He was at least 90 years old, running up the hill by our home, holding a bag of grapefruit in one hand and a baton in the other. Lean and long and determined, with a highly decorated Veterans cap on his head. I'm guessing this ancient warrior had run down to the farmers stand this morning, down to the corner to grab his breakfast, and was now on his way home to cut it open and sprinkle sugar over each segmented slice.
But it was the baton that caught my attention. 12 inches of PVC piping. Maybe he was anticipating a mountain lion or a pack of coyotes still up after a fruitless night of hunting. And he was ready. This man who probably fought in WW2, Korea, and Vietnam, now running at a snail's pace, all sinewy and alert, still ready for an attack. Back and forth the baton traveled, as he pumped his arms, cased in thin flesh. Back and forth.
And I traveled past him in my Dodge Durango, up the hill to my home. Pumping my own baton, back and forth. Having dropped two kids off at school and returning now to teach the third at our dinning room table. The laundry piled high, the refrigerator in need of cleaning, the sound of conference calls slipping out from under the door to my husband's home office. Swinging my club like I'm entering a war zone, ready for battle.
But I'm not.
Not in a battle. Though challenges await. No one's heart is bent on attacking me. And I think on the man who's known real war, and anticipates it each new day. I don't want to run that way. Just because there have been challenges in the past. I don't want to enter my home swinging like today holds a fight rather than a houseful of blessings and loved ones.
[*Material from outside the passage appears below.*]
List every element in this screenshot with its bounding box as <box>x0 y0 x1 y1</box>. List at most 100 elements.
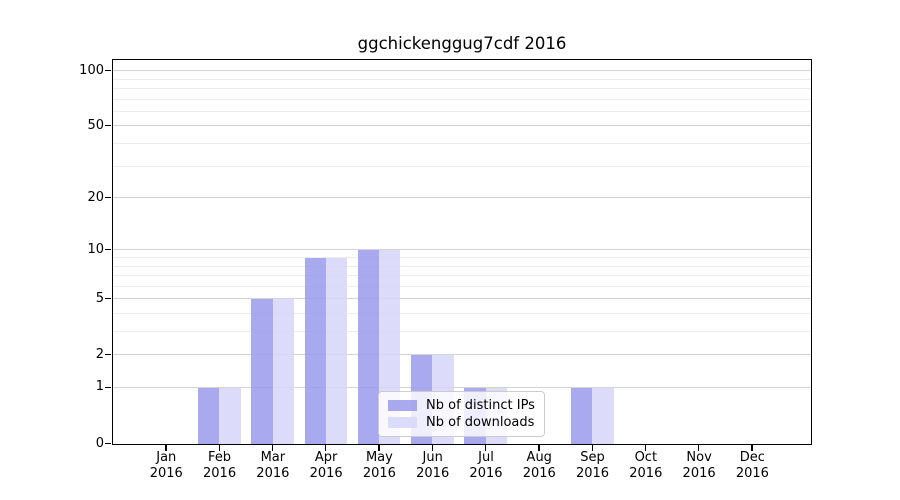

This thing in my hand is not my protective weapon to club a kid with learning challenges down. This is not a tool of defense to use against my spouse. This is not a bludgeoning stick to inflict pain, so desperate to protect myself from the same. The baton in my hand is the baton of a runner not a warrior. A runner in a long distance relay race, because I don't run it alone.
And the image of the old man running on rail thin legs, pumping his arms with a battle-ax in hand, drove me to my knees in the garage just now. "Lord, help me not to swing it hard in a posture of offense or defense, but swing it joyfully knowing that I'm running this race with you. Running this race in the power of Your Spirit each day, up the hill both ways sometimes.
It's the start of another week, dear friends. The beginning of another race, or another leg in the ceaseless marathon we call life. But it's not a battle. So repurpose with me those swinging arms and the baton in your hand. Repurpose your mind, and put it on right thinking. Swing hard and run fast and look forward; not to avoid the dangers coming against you from without and within, but to swing and to pump and to breathe heavy in your mad dash to Him.
Pass the baton in exchange for His strength; pass it early on in this new day and new week, that He might run the longest stretches. Pass the baton in exchange for His perspective on life and love and each heart in our homes today.
Therefore, since we are surrounded by such a great cloud of witnesses,
let us throw off everything that hinders and the sin that so easily entangles.
And let us run with perseverance the race marked out for us...
Question: What's in your hand today? A club ready to fight or a baton to be passed? Let's cheer one another on!